Ist es nicht gut, dass es noch Geheimnisse gibt? Nicht Rätsel, die mit viel Scharfsinn gelöst werden können, sondern Geheimnisse, die respektiert, vielleicht sogar geehrt werden wollen. Gottes Menschwerdung gehört sicher dazu. Ob wir einmal auch in dieses Geheimnis mit hineingenommen werden – ich weiß es nicht. Der Engel jedenfalls zerreißt den Schleier oder die Wolke dieses Geheimnisses nicht.

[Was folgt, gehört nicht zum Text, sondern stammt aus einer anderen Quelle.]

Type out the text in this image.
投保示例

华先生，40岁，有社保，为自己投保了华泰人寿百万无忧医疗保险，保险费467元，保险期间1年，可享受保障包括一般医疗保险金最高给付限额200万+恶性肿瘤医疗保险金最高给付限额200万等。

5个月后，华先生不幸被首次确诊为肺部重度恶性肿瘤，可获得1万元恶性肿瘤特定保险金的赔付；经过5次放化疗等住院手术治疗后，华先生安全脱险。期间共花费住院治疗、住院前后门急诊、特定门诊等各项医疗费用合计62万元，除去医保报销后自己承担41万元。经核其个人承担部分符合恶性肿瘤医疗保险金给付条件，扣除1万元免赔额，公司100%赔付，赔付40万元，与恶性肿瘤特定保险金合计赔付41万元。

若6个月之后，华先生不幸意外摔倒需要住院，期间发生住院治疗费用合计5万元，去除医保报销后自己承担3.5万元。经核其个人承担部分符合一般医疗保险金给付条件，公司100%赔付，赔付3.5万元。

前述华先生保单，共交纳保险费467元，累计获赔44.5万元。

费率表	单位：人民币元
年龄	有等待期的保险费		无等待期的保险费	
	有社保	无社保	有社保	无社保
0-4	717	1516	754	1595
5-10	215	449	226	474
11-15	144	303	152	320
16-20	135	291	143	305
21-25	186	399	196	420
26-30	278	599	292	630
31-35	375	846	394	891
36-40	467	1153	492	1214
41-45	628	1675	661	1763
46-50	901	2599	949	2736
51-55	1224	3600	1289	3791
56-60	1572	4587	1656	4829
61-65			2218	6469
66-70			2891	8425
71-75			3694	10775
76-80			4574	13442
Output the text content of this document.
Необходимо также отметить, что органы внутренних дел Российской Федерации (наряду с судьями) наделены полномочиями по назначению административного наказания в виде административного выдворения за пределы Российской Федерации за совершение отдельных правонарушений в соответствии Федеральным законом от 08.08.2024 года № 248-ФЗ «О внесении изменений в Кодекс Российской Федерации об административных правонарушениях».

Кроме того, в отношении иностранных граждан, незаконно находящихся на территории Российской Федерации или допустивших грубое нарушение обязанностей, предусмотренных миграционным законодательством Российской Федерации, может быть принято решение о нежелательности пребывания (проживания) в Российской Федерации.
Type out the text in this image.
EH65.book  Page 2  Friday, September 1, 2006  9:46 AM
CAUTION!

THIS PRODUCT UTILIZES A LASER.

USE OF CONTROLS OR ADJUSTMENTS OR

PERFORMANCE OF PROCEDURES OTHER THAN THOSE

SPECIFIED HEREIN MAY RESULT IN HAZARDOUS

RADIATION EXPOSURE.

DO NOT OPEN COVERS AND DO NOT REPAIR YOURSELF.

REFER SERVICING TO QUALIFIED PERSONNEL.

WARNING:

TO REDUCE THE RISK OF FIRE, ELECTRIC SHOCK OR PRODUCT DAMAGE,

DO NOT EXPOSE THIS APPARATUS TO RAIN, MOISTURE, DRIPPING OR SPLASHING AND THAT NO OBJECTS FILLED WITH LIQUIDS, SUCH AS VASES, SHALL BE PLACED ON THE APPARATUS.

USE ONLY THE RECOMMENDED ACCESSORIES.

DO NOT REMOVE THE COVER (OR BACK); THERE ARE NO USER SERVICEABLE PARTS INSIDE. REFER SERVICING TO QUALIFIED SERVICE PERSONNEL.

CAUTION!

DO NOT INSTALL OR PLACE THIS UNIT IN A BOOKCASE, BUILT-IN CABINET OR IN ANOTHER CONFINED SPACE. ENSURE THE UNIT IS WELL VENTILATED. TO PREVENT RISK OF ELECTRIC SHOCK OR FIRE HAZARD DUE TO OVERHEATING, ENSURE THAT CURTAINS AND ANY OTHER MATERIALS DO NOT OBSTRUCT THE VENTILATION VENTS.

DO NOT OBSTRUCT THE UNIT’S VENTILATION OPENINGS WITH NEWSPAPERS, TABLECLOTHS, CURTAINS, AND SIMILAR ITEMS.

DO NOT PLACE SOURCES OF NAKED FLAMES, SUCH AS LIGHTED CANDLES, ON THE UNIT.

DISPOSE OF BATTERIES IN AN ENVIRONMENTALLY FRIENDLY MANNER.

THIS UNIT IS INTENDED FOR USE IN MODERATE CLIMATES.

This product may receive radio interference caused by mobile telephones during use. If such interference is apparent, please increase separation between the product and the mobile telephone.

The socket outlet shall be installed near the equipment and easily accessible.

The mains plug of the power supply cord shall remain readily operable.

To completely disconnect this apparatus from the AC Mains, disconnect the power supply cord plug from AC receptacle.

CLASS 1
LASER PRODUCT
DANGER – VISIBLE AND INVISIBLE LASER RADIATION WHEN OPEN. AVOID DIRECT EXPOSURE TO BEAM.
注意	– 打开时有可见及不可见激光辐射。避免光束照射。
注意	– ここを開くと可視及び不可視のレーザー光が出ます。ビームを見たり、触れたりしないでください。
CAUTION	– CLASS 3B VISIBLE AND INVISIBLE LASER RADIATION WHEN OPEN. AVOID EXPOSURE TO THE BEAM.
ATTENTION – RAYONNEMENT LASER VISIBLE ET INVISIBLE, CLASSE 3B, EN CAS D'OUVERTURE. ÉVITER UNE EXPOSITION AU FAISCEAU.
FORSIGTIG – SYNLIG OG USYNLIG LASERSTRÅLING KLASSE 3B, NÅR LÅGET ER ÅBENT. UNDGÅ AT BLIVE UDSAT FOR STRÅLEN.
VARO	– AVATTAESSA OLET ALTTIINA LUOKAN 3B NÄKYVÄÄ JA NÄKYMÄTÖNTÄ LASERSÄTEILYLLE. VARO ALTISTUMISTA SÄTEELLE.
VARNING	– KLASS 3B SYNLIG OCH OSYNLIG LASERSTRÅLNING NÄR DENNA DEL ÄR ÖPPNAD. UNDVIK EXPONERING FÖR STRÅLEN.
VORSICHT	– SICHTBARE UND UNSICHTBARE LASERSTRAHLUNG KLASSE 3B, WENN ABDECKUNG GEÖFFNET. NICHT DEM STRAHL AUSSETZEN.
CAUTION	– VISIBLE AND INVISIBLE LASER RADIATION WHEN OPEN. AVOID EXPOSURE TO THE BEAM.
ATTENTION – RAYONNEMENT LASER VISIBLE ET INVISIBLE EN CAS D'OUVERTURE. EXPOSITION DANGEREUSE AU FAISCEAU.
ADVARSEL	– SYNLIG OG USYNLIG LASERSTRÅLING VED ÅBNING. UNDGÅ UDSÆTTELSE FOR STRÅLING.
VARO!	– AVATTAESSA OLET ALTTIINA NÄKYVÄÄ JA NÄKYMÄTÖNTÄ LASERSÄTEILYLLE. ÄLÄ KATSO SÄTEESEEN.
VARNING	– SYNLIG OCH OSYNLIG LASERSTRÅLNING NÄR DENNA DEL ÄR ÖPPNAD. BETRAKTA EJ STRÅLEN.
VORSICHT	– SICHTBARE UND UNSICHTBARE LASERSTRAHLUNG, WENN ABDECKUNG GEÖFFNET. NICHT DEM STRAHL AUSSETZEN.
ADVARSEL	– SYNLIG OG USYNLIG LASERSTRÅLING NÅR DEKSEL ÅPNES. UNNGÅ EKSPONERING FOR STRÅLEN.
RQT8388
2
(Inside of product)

Aber so viel wird deutlich. Durch den Heiligen Geist wird es Gottes eigenes Werk sein, dass er in diesem Menschenkind zur Welt kommt: Der Heilige Geist wird über dich kommen. Der Heilige Geist macht Jesu Geburt zu Gottes Werk. Der Heilige Geist macht auch unsere Werke, so klein und verzagt sie auch sein mögen, zu Gottes Werken.
Der Engel Gabriel spricht weiter: Und siehe, Elisabeth, deine Verwandte, ist auch schwanger mit einem Sohn, in ihrem Alter, und ist jetzt im sechsten Monat.
Nein, Maria, du bist nicht die einzige, die von Gottes Gnade zu erzählen weiß und doch – wie Elisabeth sagen wird – gebenedeit unter den Frauen, denn Gott hat dich erwählt, den Messias der Welt zu schenken.
Und, Maria, du bist uns Vorbild, weil du die erste bist, die Gott in seinem Werk recht gegeben hat und hast „ja“ gesagt zu dem, der da angekündigt ist, und dessen Kommen für uns große Freude sein wird. Amen.